2,3. Many tourists who enter the Basilica and see the mosaic can not hide their surprise: octopuses, cuttlefish, turtles, lobsters and other marine reptiles are laid out on the floor

4. The building of the Basilica was constructed in the 11th century and in the 14th century it was additionally rebuilt so this temple has no formal relevance to the Roman Empire. However, its main pride is the largest mosaic floor in the world preserved (768 m2 in the area) since ancient Roman times and some fragments are even older: they served as floor decoration at a very rich private villa.

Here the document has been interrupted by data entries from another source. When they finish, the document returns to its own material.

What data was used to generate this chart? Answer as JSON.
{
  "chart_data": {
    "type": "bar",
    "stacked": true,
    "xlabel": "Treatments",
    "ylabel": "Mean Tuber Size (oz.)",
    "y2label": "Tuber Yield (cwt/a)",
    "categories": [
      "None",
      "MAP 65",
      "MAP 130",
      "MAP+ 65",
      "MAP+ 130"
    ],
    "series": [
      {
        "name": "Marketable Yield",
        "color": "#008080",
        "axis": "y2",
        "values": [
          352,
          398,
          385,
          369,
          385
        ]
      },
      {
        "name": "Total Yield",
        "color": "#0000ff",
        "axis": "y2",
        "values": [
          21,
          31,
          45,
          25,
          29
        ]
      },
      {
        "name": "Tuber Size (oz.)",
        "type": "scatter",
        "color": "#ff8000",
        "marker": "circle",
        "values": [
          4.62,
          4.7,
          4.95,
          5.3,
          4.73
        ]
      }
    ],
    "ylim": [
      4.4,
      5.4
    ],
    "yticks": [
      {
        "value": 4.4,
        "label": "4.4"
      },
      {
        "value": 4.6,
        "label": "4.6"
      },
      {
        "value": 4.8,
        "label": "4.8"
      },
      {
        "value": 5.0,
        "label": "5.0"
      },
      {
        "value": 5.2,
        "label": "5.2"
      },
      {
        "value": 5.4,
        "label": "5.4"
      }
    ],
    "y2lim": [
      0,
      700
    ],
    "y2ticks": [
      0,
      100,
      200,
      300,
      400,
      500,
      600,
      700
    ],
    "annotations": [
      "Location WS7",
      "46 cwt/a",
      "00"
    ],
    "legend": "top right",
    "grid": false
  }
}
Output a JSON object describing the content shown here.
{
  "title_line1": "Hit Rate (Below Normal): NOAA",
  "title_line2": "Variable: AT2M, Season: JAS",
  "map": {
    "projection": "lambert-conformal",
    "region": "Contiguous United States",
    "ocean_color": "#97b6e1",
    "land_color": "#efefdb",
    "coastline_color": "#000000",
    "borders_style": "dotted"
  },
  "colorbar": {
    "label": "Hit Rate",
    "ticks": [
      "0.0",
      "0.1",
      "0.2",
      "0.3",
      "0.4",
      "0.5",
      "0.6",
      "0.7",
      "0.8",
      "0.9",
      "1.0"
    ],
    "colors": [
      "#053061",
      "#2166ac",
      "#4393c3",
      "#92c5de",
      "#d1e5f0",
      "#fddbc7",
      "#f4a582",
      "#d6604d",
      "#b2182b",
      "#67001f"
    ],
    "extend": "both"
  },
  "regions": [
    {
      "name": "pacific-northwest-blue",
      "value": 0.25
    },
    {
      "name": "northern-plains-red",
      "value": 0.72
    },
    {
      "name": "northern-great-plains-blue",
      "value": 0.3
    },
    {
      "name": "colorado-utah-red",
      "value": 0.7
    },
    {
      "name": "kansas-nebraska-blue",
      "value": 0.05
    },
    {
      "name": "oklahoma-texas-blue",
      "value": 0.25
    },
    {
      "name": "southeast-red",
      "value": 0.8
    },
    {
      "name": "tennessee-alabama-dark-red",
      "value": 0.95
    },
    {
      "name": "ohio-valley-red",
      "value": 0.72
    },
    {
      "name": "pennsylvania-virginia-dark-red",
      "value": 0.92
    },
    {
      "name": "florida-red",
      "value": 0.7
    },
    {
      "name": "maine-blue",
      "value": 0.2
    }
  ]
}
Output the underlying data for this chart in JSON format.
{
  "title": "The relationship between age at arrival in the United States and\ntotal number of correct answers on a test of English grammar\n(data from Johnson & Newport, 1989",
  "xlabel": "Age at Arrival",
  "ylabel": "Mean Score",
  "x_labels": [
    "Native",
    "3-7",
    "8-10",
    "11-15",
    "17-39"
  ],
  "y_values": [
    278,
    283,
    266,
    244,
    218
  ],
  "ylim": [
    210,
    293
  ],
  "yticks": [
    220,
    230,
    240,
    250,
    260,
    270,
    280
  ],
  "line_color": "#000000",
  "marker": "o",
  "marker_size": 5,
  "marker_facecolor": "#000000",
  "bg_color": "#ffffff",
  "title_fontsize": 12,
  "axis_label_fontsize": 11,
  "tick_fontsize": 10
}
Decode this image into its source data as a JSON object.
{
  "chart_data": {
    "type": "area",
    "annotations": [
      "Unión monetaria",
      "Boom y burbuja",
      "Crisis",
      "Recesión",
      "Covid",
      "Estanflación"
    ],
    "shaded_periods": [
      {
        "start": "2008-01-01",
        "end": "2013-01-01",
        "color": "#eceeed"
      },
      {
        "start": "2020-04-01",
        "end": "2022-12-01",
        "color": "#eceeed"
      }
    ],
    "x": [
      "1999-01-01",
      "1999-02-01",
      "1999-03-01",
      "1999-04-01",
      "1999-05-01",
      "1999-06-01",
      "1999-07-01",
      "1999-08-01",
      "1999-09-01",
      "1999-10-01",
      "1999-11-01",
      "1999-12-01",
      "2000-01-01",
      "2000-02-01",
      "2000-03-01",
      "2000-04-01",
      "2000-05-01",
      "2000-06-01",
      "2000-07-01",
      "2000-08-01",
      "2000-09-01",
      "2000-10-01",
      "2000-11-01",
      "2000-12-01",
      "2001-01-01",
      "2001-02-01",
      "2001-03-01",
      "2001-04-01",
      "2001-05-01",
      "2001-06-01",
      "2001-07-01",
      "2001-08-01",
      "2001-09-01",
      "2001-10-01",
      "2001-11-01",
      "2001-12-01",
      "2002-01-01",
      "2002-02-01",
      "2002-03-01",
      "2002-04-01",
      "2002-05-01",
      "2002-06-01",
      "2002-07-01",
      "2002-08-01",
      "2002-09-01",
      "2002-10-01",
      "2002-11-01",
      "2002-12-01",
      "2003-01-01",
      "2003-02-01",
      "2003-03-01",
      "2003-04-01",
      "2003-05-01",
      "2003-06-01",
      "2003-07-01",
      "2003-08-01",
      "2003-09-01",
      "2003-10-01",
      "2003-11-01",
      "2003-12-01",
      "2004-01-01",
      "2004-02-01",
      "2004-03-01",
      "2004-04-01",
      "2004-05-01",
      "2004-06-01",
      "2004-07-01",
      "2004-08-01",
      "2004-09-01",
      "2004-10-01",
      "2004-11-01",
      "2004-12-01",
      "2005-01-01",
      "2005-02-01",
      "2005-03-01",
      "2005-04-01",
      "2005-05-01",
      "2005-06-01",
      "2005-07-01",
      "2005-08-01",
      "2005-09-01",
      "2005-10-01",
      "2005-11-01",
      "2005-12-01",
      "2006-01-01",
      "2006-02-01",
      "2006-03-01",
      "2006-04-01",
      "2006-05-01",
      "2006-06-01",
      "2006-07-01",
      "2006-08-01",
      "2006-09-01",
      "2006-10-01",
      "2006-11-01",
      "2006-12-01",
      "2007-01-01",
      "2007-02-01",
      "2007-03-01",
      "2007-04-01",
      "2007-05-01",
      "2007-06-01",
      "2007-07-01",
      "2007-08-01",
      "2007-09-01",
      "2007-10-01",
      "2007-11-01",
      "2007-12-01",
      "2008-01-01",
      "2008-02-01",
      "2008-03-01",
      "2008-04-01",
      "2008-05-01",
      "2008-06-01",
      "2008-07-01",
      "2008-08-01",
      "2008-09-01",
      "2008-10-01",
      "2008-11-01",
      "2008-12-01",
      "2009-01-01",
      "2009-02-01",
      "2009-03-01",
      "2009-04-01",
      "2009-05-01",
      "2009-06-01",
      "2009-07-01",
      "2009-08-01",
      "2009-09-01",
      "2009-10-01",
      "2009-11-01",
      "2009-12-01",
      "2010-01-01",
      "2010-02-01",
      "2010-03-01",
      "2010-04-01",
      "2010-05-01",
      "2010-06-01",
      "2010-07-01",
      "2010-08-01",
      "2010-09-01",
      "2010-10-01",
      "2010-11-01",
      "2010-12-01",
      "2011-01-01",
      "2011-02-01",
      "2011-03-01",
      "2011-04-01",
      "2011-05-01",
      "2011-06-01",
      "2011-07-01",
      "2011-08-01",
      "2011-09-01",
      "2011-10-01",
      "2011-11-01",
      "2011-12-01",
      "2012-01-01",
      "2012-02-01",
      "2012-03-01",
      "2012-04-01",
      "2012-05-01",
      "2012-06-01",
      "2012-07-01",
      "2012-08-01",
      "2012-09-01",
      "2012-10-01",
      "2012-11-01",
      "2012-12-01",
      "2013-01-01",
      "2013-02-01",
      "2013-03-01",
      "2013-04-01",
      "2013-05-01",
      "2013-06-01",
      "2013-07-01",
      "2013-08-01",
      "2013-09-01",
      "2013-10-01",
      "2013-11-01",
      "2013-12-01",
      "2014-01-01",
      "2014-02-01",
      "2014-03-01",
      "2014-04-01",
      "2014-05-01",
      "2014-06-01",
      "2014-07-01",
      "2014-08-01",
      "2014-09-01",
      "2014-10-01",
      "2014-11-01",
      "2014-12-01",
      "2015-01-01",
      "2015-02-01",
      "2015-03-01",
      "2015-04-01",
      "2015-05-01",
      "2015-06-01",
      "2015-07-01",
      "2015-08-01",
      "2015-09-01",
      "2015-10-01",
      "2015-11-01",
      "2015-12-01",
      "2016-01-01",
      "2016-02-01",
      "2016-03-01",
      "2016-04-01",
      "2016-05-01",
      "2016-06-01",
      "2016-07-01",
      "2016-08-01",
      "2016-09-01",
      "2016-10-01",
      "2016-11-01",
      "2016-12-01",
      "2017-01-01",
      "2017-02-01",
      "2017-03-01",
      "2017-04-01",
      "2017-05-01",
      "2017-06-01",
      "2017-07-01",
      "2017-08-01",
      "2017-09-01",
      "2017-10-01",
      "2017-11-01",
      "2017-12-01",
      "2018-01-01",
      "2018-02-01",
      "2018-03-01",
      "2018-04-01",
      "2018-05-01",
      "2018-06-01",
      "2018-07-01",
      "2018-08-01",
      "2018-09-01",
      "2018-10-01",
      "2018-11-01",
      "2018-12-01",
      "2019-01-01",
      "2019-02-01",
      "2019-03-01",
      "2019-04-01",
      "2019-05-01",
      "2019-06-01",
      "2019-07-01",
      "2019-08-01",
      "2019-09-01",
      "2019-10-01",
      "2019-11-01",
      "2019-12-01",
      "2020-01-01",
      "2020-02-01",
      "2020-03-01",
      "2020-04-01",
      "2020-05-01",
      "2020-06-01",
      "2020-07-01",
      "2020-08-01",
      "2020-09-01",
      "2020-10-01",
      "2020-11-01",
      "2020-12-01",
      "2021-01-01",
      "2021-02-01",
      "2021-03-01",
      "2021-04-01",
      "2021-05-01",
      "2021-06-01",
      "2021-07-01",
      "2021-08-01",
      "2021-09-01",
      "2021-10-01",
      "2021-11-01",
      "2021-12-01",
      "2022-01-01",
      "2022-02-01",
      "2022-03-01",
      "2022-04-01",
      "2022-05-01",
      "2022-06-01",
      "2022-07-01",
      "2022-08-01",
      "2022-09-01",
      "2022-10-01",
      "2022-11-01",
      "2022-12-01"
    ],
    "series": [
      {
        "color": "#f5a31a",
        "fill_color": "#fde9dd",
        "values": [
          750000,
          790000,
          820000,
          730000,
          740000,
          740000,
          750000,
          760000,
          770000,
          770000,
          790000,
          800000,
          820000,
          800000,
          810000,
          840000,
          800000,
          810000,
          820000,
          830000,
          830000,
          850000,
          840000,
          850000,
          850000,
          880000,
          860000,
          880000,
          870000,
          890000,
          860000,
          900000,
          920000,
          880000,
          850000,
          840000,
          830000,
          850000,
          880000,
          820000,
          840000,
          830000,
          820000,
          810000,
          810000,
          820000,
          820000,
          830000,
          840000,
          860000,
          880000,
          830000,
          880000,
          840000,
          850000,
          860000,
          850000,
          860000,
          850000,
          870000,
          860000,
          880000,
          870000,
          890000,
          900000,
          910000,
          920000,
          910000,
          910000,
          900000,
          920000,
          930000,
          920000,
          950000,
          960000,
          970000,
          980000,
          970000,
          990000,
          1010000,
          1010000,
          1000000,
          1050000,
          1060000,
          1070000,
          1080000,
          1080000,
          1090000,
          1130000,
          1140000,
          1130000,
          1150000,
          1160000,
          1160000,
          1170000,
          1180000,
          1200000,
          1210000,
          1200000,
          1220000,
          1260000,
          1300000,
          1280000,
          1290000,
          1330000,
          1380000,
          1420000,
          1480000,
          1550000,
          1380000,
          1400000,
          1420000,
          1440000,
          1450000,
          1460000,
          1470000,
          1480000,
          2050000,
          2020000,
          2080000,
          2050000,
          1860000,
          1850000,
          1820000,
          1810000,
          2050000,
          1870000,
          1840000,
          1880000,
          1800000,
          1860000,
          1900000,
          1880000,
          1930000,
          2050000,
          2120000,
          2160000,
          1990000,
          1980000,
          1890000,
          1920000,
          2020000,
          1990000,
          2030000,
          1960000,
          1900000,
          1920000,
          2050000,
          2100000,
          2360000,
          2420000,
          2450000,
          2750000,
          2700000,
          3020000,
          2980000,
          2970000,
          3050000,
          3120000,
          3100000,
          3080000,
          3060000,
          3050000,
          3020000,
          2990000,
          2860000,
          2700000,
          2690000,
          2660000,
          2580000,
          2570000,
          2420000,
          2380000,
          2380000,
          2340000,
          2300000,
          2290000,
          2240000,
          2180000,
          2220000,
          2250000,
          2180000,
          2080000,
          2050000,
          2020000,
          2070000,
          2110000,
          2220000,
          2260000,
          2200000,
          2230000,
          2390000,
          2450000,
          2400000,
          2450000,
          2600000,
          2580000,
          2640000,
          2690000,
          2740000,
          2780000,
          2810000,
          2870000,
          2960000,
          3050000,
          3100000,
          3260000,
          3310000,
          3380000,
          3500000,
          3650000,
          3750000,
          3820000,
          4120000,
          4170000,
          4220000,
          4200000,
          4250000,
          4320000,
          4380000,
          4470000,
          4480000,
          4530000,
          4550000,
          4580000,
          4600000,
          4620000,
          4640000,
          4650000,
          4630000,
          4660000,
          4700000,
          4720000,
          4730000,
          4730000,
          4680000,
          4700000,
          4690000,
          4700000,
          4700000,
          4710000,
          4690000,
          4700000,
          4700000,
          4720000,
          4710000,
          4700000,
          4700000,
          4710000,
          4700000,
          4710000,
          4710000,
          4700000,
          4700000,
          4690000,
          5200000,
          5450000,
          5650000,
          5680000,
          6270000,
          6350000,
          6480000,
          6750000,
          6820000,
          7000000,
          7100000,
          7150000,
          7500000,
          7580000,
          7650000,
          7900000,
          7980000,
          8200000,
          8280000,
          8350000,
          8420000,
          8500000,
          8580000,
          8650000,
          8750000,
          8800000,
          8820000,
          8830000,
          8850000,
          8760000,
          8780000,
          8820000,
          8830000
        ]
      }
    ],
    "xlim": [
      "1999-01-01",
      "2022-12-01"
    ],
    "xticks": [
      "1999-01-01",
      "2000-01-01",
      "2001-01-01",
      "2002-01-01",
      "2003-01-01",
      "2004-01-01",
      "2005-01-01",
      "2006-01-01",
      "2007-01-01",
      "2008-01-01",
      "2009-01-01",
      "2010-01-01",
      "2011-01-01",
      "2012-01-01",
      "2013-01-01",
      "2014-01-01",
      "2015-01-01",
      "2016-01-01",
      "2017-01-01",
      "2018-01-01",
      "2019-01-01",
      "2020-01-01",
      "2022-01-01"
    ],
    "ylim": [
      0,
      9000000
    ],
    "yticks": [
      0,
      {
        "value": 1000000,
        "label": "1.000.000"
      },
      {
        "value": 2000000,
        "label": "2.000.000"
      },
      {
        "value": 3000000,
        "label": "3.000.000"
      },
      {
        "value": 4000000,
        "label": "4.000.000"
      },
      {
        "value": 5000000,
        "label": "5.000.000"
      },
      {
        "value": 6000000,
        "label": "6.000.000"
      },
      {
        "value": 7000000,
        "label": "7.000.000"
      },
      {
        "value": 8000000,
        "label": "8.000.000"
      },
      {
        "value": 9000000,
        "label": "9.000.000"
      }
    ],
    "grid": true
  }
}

5. Systematic excavations and restoration work in Aquileia were commenced in the late 19th century but new artifacts are still found every year

6. The museum’s collection includes an enormous amount of different bottles made of colored glass. The Aquileians used the little ones for storing perfumes and balms, the large ones for pomegranate and rose petal wine

7. In the past, the Aquileian Forum was a bustling center of social and political life of the city

Information

● How to get there by car (A4 venezia–trieste highway) or by train to the station of cervignano-Aquileia-grado (one and a half hour), and from there by bus (seven kilometers) that departures to Aquileia soon after the arrival of the train.

● Information the tourist center is located in the parking lot at the entrance to the city in the street via Julia Augusta. you can also obtain information in the pro loco Aquileia office located at piazza capitolo, 4, and in a souvenir shop near the basilica (on the right from the entrance).

● Sights the cost of a single ticket that includes entry to the two crypts of the Basilica, the bell tower and to the Archaeological museum is €9. Open-air areas of archaeological excavations are only accessible until sunset.